There will be more need for this investigatory approach as firms will continue to be breached and data will continue to be stolen.
"But the next iteration is pushing that information in real time to stop bad things from happening as opposed to auditing things after the fact," he says.
Nuix has a platform engine deployed in various ways across corporations.
"Some customers use it for investigating data breaches, or for stopping data breaches, they use it for information governance to make themselves small targets. They want to identify all the information that is valuable and that if they were breached would be safe under lock and key, we can do that."
The firm’s clients include law enforcement, regulatory organisations, litigation support organisations, most of the world’s biggest banks, big pharma, tech companies, regulated industries, anyone who has a lot of data and wants to interrogate it.
Vodafone UK is a client adn the firm’s technology was used in the examination of the Mossack Fonseca Panama Papers investigation.
The Code
Nuix has three distinct sets of code bases. The core processing engine is developed in Sydney Australia, and its mission is to break down file types to ones and zeros, so that we can structure it and put into a database which allows us to effectively search that database.
The second element is the collection layer, with an end point solution which lives in memory of our computers so ‘we can watch and monitor at the current level of your laptops and servers in order to identify malware and bad activities, not just from the cybersecurity perspective but also from the insider threat.’
"The third level is the web layer, on top of a series of java apis and restful apis, we have instituted an analyst platform that allows people who don’t understand bits and bytes who are not computer forensic experts to interrogate that data.

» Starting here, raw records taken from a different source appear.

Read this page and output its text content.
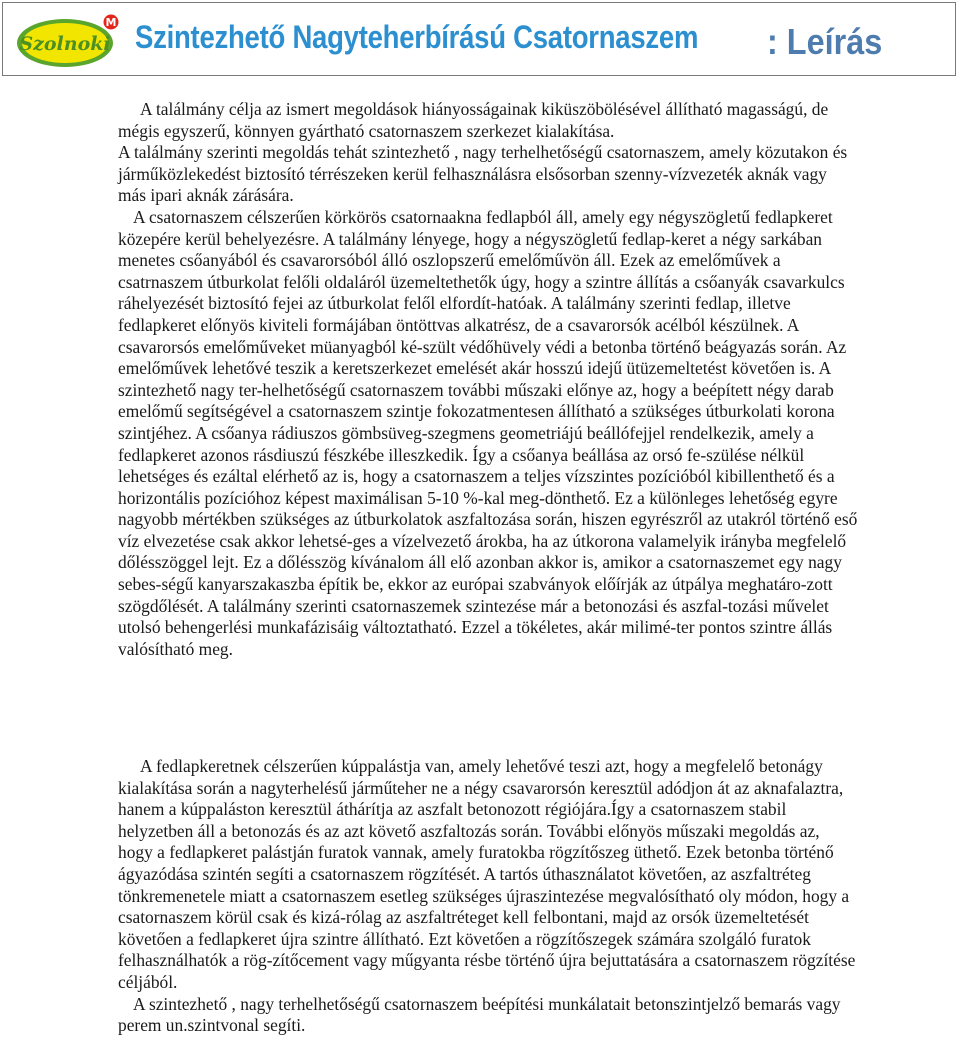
Szolnoki
M Szintezhető Nagyteherbírású Csatornaszem : Leírás

A találmány célja az ismert megoldások hiányosságainak kiküszöbölésével állítható magasságú, de mégis egyszerű, könnyen gyártható csatornaszem szerkezet kialakítása.

A találmány szerinti megoldás tehát szintezhető , nagy terhelhetőségű csatornaszem, amely közutakon és járműközlekedést biztosító térrészeken kerül felhasználásra elsősorban szenny-vízvezeték aknák vagy más ipari aknák zárására.

A csatornaszem célszerűen körkörös csatornaakna fedlapból áll, amely egy négyszögletű fedlapkeret közepére kerül behelyezésre. A találmány lényege, hogy a négyszögletű fedlap-keret a négy sarkában menetes csőanyából és csavarorsóból álló oszlopszerű emelőművön áll. Ezek az emelőművek a csatrnaszem útburkolat felőli oldaláról üzemeltethetők úgy, hogy a szintre állítás a csőanyák csavarkulcs ráhelyezését biztosító fejei az útburkolat felől elfordít-hatóak. A találmány szerinti fedlap, illetve fedlapkeret előnyös kiviteli formájában öntöttvas alkatrész, de a csavarorsók acélból készülnek. A csavarorsós emelőműveket müanyagból ké-szült védőhüvely védi a betonba történő beágyazás során. Az emelőművek lehetővé teszik a keretszerkezet emelését akár hosszú idejű ütüzemeltetést követően is. A szintezhető nagy ter-helhetőségű csatornaszem további műszaki előnye az, hogy a beépített négy darab emelőmű segítségével a csatornaszem szintje fokozatmentesen állítható a szükséges útburkolati korona szintjéhez. A csőanya rádiuszos gömbsüveg-szegmens geometriájú beállófejjel rendelkezik, amely a fedlapkeret azonos rásdiuszú fészkébe illeszkedik. Így a csőanya beállása az orsó fe-szülése nélkül lehetséges és ezáltal elérhető az is, hogy a csatornaszem a teljes vízszintes pozícióból kibillenthető és a horizontális pozícióhoz képest maximálisan 5-10 %-kal meg-dönthető. Ez a különleges lehetőség egyre nagyobb mértékben szükséges az útburkolatok aszfaltozása során, hiszen egyrészről az utakról történő eső víz elvezetése csak akkor lehetsé-ges a vízelvezető árokba, ha az útkorona valamelyik irányba megfelelő dőlésszöggel lejt. Ez a dőlésszög kívánalom áll elő azonban akkor is, amikor a csatornaszemet egy nagy sebes-ségű kanyarszakaszba építik be, ekkor az európai szabványok előírják az útpálya meghatáro-zott szögdőlését. A találmány szerinti csatornaszemek szintezése már a betonozási és aszfal-tozási művelet utolsó behengerlési munkafázisáig változtatható. Ezzel a tökéletes, akár milimé-ter pontos szintre állás valósítható meg.

A fedlapkeretnek célszerűen kúppalástja van, amely lehetővé teszi azt, hogy a megfelelő betonágy kialakítása során a nagyterhelésű járműteher ne a négy csavarorsón keresztül adódjon át az aknafalaztra, hanem a kúppaláston keresztül áthárítja az aszfalt betonozott régiójára.Így a csatornaszem stabil helyzetben áll a betonozás és az azt követő aszfaltozás során. További előnyös műszaki megoldás az, hogy a fedlapkeret palástján furatok vannak, amely furatokba rögzítőszeg üthető. Ezek betonba történő ágyazódása szintén segíti a csatornaszem rögzítését. A tartós úthasználatot követően, az aszfaltréteg tönkremenetele miatt a csatornaszem esetleg szükséges újraszintezése megvalósítható oly módon, hogy a csatornaszem körül csak és kizá-rólag az aszfaltréteget kell felbontani, majd az orsók üzemeltetését követően a fedlapkeret újra szintre állítható. Ezt követően a rögzítőszegek számára szolgáló furatok felhasználhatók a rög-zítőcement vagy műgyanta résbe történő újra bejuttatására a csatornaszem rögzítése céljából.

A szintezhető , nagy terhelhetőségű csatornaszem beépítési munkálatait betonszintjelző bemarás vagy perem un.szintvonal segíti.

And that data could be the Ed Snowden insider threat or the sales director who has just left of the unwitting person who has been socially engineered to allow others to access their system. It’s the last line of defence. It has to be out on laptops and devices."

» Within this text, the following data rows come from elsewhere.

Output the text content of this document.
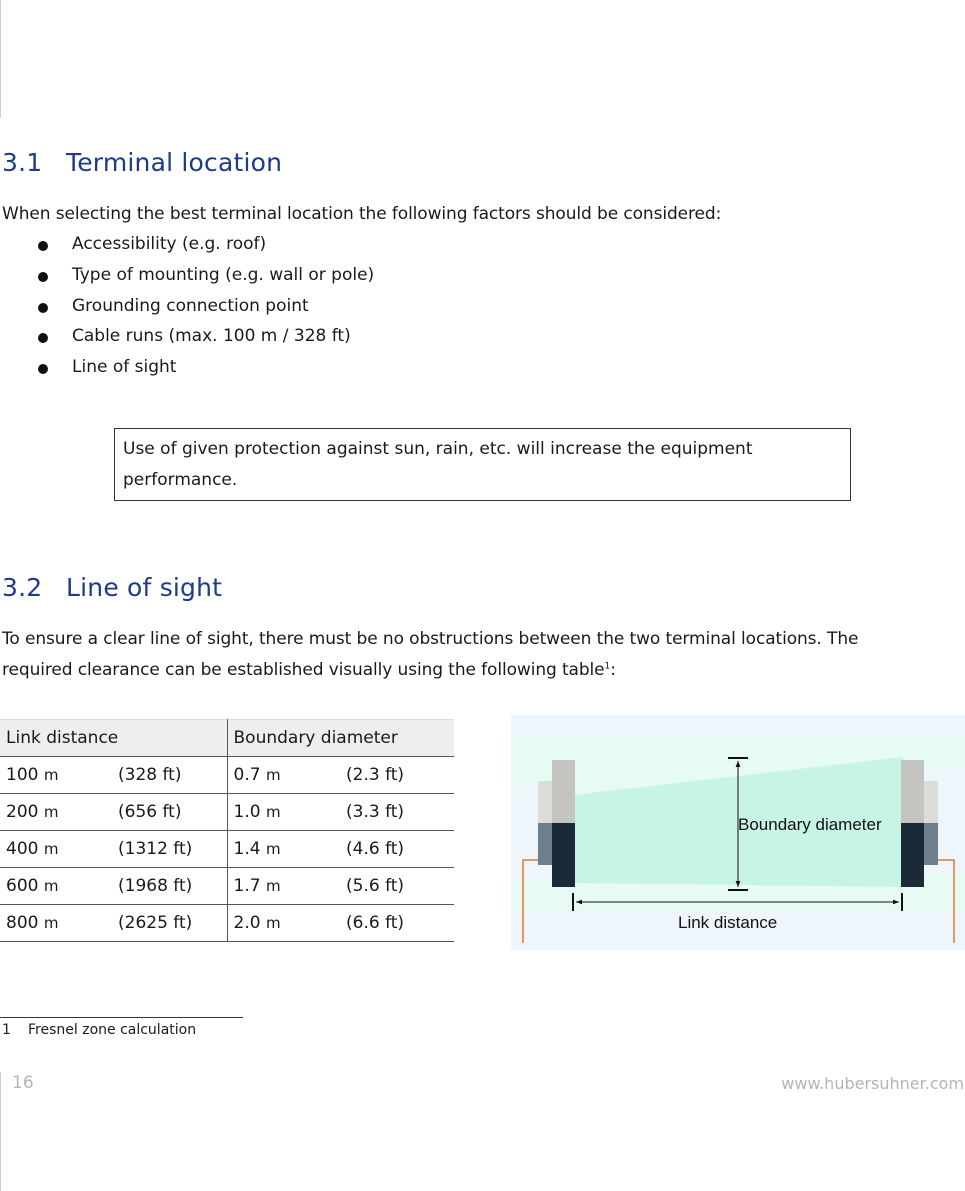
3.1 Terminal location

When selecting the best terminal location the following factors should be considered:

Accessibility (e.g. roof)
Type of mounting (e.g. wall or pole)
Grounding connection point
Cable runs (max. 100 m / 328 ft)
Line of sight
Use of given protection against sun, rain, etc. will increase the equipment performance.
3.2 Line of sight

To ensure a clear line of sight, there must be no obstructions between the two terminal locations. The required clearance can be established visually using the following table$^1$:

Link distance		Boundary diameter	
100 m	(328 ft)	0.7 m	(2.3 ft)
200 m	(656 ft)	1.0 m	(3.3 ft)
400 m	(1312 ft)	1.4 m	(4.6 ft)
600 m	(1968 ft)	1.7 m	(5.6 ft)
800 m	(2625 ft)	2.0 m	(6.6 ft)
Boundary diameter
Link distance
1 Fresnel zone calculation
16	www.hubersuhner.com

It is about watching the behaviours of malware and normal software. Malware has a serious of characteristics, typically. It needs resources to undertake its activity and once you understand those you can stop it.

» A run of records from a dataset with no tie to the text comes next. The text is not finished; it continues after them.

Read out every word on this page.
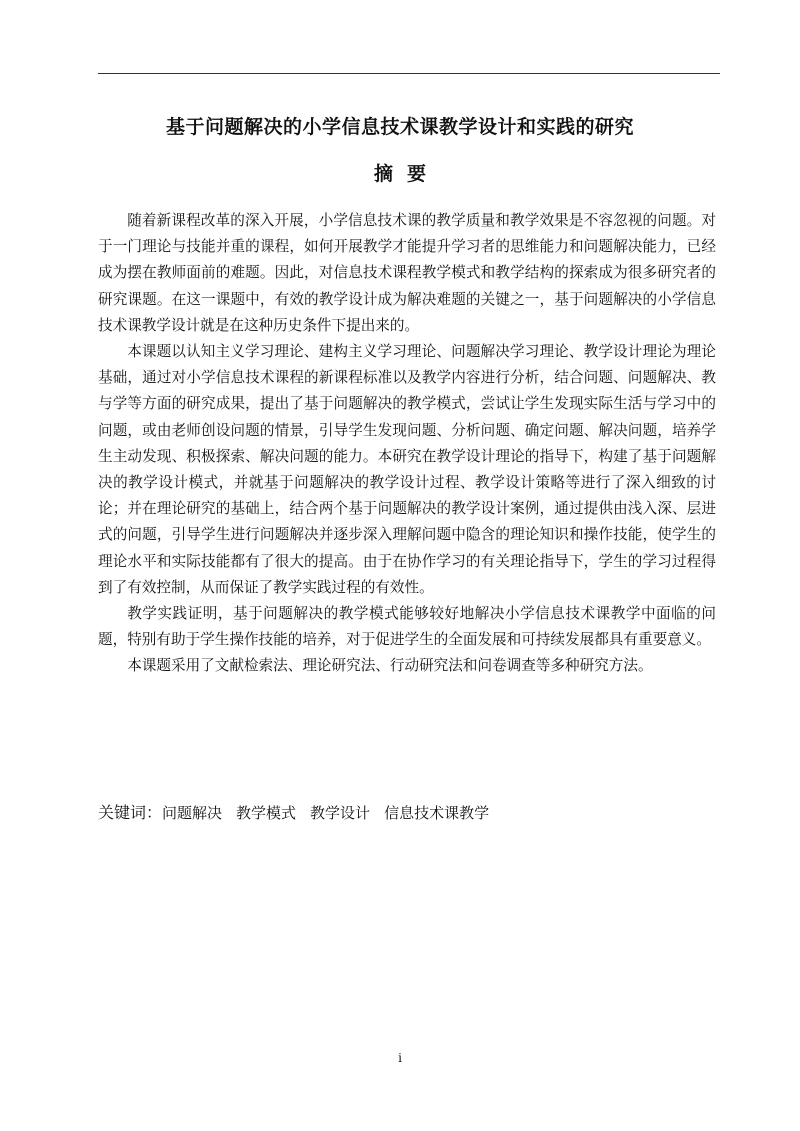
基于问题解决的小学信息技术课教学设计和实践的研究
摘要

随着新课程改革的深入开展，小学信息技术课的教学质量和教学效果是不容忽视的问题。对于一门理论与技能并重的课程，如何开展教学才能提升学习者的思维能力和问题解决能力，已经成为摆在教师面前的难题。因此，对信息技术课程教学模式和教学结构的探索成为很多研究者的研究课题。在这一课题中，有效的教学设计成为解决难题的关键之一，基于问题解决的小学信息技术课教学设计就是在这种历史条件下提出来的。

本课题以认知主义学习理论、建构主义学习理论、问题解决学习理论、教学设计理论为理论基础，通过对小学信息技术课程的新课程标准以及教学内容进行分析，结合问题、问题解决、教与学等方面的研究成果，提出了基于问题解决的教学模式，尝试让学生发现实际生活与学习中的问题，或由老师创设问题的情景，引导学生发现问题、分析问题、确定问题、解决问题，培养学生主动发现、积极探索、解决问题的能力。本研究在教学设计理论的指导下，构建了基于问题解决的教学设计模式，并就基于问题解决的教学设计过程、教学设计策略等进行了深入细致的讨论；并在理论研究的基础上，结合两个基于问题解决的教学设计案例，通过提供由浅入深、层进式的问题，引导学生进行问题解决并逐步深入理解问题中隐含的理论知识和操作技能，使学生的理论水平和实际技能都有了很大的提高。由于在协作学习的有关理论指导下，学生的学习过程得到了有效控制，从而保证了教学实践过程的有效性。

教学实践证明，基于问题解决的教学模式能够较好地解决小学信息技术课教学中面临的问题，特别有助于学生操作技能的培养，对于促进学生的全面发展和可持续发展都具有重要意义。

本课题采用了文献检索法、理论研究法、行动研究法和问卷调查等多种研究方法。

关键词：问题解决 教学模式 教学设计 信息技术课教学
i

There’s good software, there’s bad software and software you’re not certain about. So there’s whitelisting, blacklisting and sandboxing the stuff you don’t understand. It is part of the solution but also recording the information so when something new happens you have it to refer back to. You look back and say this is the characteristic of the breach that has happened in customer x, can you see in any other customer that same pattern."
"We’re extending what we can do with our engine. We’re not leaving electronic discovery or forensic investigation. The extension is another use case that we can put our technology to. When it comes to instant response and cyber security the people who get breached are not just big banks and agencies. It is everyone with IP that can be monetised which is pretty much all of us," he says.
Nuix is privately held and Sheehy doesn’t rule out an IPO. "We’re a fast growing organisation. It is not impossible that we could IPO within two years."
"The Ed Snowden thing made it all front of mind. There are a finite number of methodologies for getting data out of an organisation. That number will increase – someone will have new ideas for accessing of data. What we bring to market is not just looking for malware but the behaviour of individuals who could be or are stealing your IP.